There are countless pieces of information that cross our mental paths every day. Public transport timetables, the price of a bacon & egg/cup of coffee combo or a frustrating new sequence of numbers and letters that MUST include a capital letter and cannot be a sequence used previously just so we can access our own computer!!!

But seemingly the most common new piece of information we often have to remember on a day-to-day basis is people’s names. Geoff with a G, Sara not Sarah, Oscar who likes to be referred to as The Big O. Every day in both professional and social circles it’s not uncommon to come across half a dozen new faces and their respective monikers. Someone more mathematically inclined would be capable of extrapolating this factoid to provide an approximate number of new names that we encounter every year. But I’ll just surmise that it’s a shitload. So with this being a universal problem experienced by everyone, save agoraphobics, why are we so afraid of uttering the phrase

 “Sorry, I’ve forgotten your name”

It’s as though by admitting that we can’t remember someone’s name we are declaring them worthless, of insufficient importance to warrant a place in our brain or simply forgettable. And in some cases that may be true, but in most we’ve simply just forgotten. So instead of being upfront and honest in our amnesia, we opt for subterfuge such as trying to have another friend introduce themselves to the unnamable person to extract their identity without awkwardness. Or worse, we allocate the person an ambiguous pet name. Champ, Boss, Legend, Stranger but most commonly Mate. But these terms of un-endearment are not the clever technique for hiding the fact you can’t remember someone’s name that you think they are. They are the exact opposite. By greeting anyone as “Boss” who isn’t in fact your boss, you are merely putting up a big bloody neon sign that screams “I HAVE NO IDEA WHAT YOUR NAME IS!!!”
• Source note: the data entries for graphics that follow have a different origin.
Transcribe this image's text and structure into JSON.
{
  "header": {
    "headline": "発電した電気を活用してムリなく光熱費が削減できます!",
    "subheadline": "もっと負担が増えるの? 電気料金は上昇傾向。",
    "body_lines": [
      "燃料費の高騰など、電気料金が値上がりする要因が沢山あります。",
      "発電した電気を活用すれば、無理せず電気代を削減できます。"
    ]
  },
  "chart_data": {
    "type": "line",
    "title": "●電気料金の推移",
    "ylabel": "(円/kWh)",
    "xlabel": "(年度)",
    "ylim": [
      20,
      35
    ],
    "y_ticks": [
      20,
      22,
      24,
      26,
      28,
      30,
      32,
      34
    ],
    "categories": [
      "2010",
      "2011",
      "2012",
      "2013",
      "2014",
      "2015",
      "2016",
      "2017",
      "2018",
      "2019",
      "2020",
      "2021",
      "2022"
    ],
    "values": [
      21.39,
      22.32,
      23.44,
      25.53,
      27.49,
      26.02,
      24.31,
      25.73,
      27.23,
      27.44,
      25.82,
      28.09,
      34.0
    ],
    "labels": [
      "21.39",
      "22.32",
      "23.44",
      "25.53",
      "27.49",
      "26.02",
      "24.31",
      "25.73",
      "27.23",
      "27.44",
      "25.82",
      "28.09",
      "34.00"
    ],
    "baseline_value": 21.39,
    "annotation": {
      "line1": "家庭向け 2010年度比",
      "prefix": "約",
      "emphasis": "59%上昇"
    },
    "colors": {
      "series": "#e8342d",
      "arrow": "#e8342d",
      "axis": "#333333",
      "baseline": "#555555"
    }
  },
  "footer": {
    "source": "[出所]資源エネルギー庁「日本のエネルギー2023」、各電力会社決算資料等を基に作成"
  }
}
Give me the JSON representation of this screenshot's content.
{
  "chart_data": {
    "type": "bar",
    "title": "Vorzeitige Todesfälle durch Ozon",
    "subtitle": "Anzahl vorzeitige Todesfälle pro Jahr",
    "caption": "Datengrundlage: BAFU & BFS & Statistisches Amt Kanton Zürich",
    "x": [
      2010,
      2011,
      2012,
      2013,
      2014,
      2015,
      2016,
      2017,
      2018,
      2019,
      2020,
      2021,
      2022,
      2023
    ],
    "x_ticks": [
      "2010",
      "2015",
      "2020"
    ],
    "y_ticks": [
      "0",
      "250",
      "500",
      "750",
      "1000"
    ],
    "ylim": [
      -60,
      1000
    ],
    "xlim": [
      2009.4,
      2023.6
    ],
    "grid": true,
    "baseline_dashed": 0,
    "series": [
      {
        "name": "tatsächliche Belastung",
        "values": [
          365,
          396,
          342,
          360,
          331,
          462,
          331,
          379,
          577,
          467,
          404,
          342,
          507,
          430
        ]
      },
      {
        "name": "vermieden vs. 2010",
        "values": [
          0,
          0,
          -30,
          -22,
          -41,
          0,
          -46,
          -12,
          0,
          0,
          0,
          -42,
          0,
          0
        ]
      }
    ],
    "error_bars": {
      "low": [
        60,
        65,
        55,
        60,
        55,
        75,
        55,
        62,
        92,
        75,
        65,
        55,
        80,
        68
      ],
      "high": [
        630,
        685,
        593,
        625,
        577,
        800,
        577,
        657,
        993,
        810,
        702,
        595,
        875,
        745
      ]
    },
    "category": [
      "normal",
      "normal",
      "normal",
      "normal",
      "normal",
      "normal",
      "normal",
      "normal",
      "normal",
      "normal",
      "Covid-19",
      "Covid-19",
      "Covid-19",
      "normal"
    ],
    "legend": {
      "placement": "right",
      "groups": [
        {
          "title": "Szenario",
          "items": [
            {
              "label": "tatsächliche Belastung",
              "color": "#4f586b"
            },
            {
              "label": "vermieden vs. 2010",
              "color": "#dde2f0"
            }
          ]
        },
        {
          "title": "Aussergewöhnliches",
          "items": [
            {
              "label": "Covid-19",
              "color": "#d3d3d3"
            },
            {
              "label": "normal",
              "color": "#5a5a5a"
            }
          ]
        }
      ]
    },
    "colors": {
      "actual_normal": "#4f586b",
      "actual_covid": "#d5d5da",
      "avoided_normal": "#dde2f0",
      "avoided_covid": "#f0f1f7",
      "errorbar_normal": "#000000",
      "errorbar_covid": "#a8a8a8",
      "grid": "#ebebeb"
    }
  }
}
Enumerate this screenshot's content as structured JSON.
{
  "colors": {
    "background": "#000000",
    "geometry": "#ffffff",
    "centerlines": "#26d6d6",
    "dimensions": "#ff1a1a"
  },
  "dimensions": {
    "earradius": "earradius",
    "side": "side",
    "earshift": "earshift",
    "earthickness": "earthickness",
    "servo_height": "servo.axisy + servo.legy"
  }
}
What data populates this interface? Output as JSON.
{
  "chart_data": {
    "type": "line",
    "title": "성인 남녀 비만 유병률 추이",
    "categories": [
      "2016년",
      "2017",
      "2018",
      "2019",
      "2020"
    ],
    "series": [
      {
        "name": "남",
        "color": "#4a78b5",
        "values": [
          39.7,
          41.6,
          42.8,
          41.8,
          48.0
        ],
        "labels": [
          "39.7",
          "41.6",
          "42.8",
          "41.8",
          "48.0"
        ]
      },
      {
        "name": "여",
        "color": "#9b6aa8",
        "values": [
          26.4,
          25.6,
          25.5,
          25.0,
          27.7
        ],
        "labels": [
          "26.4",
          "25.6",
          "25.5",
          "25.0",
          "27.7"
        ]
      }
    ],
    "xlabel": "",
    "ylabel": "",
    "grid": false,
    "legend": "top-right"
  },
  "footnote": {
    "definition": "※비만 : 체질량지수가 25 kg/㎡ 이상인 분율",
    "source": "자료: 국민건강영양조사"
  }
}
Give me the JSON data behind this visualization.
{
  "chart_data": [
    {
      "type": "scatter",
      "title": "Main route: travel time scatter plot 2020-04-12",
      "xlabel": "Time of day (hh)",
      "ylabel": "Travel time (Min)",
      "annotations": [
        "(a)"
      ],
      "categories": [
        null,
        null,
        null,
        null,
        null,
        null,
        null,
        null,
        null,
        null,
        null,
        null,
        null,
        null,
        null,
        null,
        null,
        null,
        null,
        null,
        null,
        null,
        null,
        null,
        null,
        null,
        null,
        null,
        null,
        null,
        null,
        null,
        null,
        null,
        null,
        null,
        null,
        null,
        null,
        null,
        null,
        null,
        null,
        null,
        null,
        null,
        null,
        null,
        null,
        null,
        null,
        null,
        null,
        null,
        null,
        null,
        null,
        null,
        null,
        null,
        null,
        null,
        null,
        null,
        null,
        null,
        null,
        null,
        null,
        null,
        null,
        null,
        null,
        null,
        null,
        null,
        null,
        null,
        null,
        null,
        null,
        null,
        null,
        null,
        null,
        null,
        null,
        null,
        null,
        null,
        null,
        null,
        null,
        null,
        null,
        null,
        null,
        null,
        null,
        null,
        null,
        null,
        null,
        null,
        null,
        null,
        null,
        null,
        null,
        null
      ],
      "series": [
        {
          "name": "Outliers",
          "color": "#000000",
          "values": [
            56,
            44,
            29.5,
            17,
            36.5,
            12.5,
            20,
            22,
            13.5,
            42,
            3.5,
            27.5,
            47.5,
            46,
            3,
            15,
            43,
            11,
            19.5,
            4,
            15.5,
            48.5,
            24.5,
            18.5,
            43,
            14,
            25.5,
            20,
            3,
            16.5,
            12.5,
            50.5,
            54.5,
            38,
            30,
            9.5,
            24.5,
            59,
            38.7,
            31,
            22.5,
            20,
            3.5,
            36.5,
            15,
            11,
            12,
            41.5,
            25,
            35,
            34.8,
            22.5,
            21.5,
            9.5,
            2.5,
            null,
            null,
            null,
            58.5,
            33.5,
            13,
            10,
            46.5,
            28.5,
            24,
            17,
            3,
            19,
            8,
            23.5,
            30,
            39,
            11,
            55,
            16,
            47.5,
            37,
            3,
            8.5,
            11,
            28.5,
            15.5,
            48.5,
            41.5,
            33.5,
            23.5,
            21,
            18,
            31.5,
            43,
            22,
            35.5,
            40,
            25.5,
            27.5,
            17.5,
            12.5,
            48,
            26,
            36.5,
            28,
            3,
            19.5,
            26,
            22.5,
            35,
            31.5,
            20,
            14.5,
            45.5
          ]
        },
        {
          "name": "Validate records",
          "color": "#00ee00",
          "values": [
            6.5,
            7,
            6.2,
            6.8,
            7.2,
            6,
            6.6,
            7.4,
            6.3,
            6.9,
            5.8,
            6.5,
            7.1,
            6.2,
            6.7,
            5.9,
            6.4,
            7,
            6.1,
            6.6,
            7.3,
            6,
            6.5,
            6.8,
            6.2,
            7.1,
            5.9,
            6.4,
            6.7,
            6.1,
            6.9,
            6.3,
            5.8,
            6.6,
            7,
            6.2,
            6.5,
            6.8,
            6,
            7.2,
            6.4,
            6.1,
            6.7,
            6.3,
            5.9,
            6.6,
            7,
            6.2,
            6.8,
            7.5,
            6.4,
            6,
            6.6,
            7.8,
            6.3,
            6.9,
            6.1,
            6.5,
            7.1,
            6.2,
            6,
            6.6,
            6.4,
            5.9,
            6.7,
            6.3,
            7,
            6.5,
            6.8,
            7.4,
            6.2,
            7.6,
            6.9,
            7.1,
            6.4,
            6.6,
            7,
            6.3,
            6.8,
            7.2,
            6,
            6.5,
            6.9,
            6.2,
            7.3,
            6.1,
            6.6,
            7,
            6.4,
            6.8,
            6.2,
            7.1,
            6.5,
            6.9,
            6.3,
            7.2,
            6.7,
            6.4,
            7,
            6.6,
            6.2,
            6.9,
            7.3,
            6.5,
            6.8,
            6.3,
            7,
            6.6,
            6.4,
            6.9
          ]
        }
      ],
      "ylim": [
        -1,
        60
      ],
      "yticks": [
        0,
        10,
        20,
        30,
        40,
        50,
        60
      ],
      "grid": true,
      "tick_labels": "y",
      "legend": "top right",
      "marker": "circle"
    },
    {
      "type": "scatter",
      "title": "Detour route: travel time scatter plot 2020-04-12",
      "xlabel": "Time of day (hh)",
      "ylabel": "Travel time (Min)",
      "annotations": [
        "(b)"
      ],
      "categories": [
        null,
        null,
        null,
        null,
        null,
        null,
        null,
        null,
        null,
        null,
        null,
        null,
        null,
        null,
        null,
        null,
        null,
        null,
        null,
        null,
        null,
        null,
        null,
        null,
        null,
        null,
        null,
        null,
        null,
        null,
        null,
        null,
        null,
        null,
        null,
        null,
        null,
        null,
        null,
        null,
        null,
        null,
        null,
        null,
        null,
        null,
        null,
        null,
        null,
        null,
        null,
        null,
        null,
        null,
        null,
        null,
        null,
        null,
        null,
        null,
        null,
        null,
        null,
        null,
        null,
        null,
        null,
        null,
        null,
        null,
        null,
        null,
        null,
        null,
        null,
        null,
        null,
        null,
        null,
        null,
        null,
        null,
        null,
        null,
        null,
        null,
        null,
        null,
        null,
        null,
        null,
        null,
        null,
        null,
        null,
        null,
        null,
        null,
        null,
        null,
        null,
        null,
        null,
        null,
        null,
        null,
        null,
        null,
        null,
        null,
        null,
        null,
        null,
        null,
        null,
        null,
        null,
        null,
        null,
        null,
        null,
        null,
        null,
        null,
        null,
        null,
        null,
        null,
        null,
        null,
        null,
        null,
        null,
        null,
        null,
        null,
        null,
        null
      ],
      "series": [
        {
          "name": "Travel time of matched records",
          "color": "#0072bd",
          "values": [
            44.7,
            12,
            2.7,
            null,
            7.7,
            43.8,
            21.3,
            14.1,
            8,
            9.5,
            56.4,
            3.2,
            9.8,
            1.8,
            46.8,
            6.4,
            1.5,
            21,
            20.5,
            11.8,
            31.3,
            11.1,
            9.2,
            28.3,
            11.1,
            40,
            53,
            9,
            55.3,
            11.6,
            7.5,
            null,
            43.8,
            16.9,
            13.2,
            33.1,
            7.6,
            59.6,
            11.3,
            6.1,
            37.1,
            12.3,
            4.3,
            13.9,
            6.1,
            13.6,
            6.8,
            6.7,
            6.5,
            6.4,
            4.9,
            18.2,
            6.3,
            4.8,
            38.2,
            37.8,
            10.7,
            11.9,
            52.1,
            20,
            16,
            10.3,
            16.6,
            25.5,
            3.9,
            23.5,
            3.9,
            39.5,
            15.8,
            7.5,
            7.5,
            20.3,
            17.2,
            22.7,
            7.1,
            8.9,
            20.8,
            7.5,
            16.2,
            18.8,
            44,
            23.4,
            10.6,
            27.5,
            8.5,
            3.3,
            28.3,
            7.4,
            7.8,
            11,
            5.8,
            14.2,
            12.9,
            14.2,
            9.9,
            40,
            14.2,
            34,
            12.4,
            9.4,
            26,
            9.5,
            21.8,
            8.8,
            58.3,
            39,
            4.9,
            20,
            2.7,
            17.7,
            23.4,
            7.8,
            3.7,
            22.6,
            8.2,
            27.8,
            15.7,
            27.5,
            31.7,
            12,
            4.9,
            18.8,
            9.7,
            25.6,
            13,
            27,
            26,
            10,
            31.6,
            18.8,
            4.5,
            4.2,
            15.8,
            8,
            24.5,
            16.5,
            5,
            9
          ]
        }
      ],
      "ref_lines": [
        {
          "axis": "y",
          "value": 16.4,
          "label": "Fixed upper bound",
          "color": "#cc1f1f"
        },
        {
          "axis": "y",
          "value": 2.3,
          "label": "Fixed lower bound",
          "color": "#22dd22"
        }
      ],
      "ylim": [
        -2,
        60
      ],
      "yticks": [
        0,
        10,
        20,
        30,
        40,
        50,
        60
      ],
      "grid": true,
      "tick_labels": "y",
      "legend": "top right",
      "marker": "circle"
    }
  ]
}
So let’s make an agreement as a society; if you’ve forgotten someone’s name, admit to the fact, find out the person’s name and make a concerted effort to remember it next time. On the other side of the ledger, if you’re the person who’s name has been forgotten don’t take it personally. Chances are the person probably had a lot on their plate the day they first met you and your name simply slipped their mind, on the other hand you might be a thoroughly unmemorable person who should probably take up or make up a hobby that might make you stand out in future encounters, I’m talking to you Big O.